Storage instructions:
Leftover mullet and avocado salsa can be stored separately in airtight containers in the refrigerator for up to 3 days.

Reheating instructions:
Reheat the mullet in the microwave or on a skillet until heated through. Warm the tortillas in the microwave or on a skillet. Assemble the tacos and top with avocado salsa.

Presentation ideas:
Arrange the tacos on a platter and garnish with lime wedges and additional cilantro.

Garnishes:
Lime wedges, additional cilantro, crumbled queso fresco or cotija cheese.

Pairings:
Serve with a cold beer or a margarita.

Suggested side dishes:
Black beans, rice, or a side salad.

Troubleshooting advice:
- If the mullet fillets are sticking to the skillet, make sure the skillet is hot enough and the fillets are dry before adding them to the pan.
- If the avocado salsa is too spicy, reduce the amount of jalapeno or remove the seeds.

Food safety advice:
Make sure to cook the mullet fillets to an internal temperature of 145°F to ensure they are safe to eat.

Food history:
Tacos are a traditional Mexican dish that have been enjoyed for centuries.
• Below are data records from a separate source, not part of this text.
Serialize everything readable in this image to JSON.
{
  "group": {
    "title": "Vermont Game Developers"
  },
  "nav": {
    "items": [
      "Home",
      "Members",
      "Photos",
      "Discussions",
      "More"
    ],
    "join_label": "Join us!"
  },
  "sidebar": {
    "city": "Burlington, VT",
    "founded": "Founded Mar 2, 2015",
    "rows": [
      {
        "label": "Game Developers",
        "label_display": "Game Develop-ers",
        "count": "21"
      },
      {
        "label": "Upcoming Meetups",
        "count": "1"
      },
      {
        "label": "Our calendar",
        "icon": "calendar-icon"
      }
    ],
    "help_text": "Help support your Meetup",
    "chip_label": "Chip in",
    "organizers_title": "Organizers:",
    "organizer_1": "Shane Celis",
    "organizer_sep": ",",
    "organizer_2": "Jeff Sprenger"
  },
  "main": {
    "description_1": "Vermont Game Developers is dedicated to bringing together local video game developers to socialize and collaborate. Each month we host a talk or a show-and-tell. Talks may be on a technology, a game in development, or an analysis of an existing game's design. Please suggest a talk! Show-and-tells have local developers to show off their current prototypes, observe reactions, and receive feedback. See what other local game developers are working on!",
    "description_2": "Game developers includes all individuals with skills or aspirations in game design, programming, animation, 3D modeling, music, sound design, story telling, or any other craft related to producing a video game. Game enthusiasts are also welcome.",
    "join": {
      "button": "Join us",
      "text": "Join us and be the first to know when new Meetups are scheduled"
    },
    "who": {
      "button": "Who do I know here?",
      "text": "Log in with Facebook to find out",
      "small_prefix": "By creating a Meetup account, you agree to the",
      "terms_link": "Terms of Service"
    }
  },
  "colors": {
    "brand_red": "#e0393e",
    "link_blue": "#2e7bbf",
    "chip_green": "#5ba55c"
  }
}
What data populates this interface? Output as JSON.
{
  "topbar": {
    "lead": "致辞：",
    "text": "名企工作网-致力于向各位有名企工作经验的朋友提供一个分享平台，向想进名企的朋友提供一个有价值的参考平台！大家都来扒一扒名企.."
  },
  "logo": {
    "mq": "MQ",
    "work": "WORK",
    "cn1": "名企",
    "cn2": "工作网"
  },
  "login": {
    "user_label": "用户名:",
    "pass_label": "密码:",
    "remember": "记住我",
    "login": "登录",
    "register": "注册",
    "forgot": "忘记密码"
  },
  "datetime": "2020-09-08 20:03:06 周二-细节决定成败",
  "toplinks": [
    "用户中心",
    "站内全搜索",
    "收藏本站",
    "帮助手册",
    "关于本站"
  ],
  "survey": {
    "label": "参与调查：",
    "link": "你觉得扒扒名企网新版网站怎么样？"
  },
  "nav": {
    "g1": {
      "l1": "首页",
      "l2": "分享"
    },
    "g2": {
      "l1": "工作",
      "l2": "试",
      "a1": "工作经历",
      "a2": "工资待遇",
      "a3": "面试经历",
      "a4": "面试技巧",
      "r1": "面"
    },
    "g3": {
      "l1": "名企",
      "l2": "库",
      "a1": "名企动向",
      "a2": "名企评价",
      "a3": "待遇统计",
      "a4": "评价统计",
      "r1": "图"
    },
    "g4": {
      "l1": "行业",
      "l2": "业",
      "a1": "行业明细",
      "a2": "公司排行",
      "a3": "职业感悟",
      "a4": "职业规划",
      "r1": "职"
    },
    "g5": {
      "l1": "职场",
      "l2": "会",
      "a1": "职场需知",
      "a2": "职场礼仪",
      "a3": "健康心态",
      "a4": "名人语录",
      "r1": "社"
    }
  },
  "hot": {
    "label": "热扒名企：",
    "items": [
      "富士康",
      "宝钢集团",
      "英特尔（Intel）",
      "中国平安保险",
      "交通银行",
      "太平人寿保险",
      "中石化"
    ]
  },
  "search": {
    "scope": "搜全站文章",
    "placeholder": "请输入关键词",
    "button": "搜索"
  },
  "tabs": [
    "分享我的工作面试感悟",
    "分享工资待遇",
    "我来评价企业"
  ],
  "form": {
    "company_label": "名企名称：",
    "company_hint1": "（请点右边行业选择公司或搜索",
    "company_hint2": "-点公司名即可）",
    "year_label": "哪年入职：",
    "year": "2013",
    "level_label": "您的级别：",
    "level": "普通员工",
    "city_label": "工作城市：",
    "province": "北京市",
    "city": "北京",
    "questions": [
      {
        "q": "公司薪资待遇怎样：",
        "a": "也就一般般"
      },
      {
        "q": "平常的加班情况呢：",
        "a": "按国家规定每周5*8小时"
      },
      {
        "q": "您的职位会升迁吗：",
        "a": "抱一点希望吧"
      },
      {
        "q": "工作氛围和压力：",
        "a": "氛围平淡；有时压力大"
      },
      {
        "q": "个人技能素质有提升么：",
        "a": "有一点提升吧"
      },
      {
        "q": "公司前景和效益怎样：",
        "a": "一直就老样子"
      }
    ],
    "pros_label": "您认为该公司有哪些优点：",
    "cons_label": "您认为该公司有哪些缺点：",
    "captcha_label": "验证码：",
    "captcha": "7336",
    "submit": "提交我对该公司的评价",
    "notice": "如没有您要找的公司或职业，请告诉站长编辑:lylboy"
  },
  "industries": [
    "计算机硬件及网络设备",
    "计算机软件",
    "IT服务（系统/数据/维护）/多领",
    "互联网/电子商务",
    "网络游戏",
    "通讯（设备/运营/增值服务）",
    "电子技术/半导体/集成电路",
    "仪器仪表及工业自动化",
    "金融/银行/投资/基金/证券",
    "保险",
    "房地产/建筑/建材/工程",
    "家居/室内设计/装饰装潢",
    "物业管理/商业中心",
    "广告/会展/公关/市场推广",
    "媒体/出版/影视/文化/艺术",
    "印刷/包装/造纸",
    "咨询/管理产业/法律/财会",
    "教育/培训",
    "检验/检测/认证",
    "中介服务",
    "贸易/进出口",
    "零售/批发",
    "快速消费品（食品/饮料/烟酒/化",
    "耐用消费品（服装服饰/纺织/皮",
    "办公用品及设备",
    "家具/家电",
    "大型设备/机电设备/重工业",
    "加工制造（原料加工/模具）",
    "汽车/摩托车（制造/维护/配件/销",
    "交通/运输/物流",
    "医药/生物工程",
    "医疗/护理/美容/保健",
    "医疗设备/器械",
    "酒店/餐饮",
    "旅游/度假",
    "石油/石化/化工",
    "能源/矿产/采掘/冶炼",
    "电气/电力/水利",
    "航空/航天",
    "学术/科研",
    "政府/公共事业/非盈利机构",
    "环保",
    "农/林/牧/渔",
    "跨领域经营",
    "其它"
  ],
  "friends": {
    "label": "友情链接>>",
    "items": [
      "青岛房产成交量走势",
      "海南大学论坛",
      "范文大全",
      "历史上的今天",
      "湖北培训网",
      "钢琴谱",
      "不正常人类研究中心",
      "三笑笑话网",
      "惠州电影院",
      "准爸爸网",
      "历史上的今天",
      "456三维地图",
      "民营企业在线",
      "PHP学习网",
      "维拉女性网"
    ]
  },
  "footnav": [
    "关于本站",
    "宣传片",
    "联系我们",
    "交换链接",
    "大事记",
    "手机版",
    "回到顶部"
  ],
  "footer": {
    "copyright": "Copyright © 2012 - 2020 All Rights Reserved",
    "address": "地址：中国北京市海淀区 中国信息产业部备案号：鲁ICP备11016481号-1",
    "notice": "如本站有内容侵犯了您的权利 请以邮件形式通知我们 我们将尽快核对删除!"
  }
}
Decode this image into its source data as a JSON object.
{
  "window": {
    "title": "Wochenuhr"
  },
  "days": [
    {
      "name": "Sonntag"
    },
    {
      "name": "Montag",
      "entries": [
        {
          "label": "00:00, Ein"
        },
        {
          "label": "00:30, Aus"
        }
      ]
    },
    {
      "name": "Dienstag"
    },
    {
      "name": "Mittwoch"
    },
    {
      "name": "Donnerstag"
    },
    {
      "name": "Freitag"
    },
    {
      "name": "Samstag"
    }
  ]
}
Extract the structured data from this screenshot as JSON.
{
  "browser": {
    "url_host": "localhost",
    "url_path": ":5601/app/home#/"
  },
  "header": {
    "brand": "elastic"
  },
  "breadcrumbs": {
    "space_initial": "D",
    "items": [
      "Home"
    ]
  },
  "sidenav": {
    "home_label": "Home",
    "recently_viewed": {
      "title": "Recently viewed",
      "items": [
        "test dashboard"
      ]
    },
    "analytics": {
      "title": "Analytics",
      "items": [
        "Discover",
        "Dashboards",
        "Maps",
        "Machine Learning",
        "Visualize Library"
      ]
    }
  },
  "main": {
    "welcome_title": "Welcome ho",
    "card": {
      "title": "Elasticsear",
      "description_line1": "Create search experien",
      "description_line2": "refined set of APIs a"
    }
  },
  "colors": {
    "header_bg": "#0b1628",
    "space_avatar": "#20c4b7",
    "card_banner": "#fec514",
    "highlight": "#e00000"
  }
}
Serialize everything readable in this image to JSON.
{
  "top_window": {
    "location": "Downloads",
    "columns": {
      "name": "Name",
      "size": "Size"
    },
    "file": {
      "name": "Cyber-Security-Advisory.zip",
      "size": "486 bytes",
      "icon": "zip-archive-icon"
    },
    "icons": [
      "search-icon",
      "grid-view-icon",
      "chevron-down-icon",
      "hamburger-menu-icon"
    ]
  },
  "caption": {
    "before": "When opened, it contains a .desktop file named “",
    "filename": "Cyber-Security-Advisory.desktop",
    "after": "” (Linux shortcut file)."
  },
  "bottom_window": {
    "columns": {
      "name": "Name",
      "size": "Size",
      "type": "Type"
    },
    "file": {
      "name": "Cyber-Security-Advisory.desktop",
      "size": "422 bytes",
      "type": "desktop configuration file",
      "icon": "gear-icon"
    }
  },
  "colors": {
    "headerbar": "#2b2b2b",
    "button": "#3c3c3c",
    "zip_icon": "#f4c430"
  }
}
Avocado salsa is a modern twist on traditional pico de gallo.

Flavor profiles:
The mullet is seasoned with chili powder, cumin, and garlic powder for a smoky and spicy flavor. The avocado salsa is creamy and tangy with a hint of heat from the jalapeno.

Serving suggestions:
Serve the tacos on a colorful platter with lime wedges and additional cilantro for a festive presentation.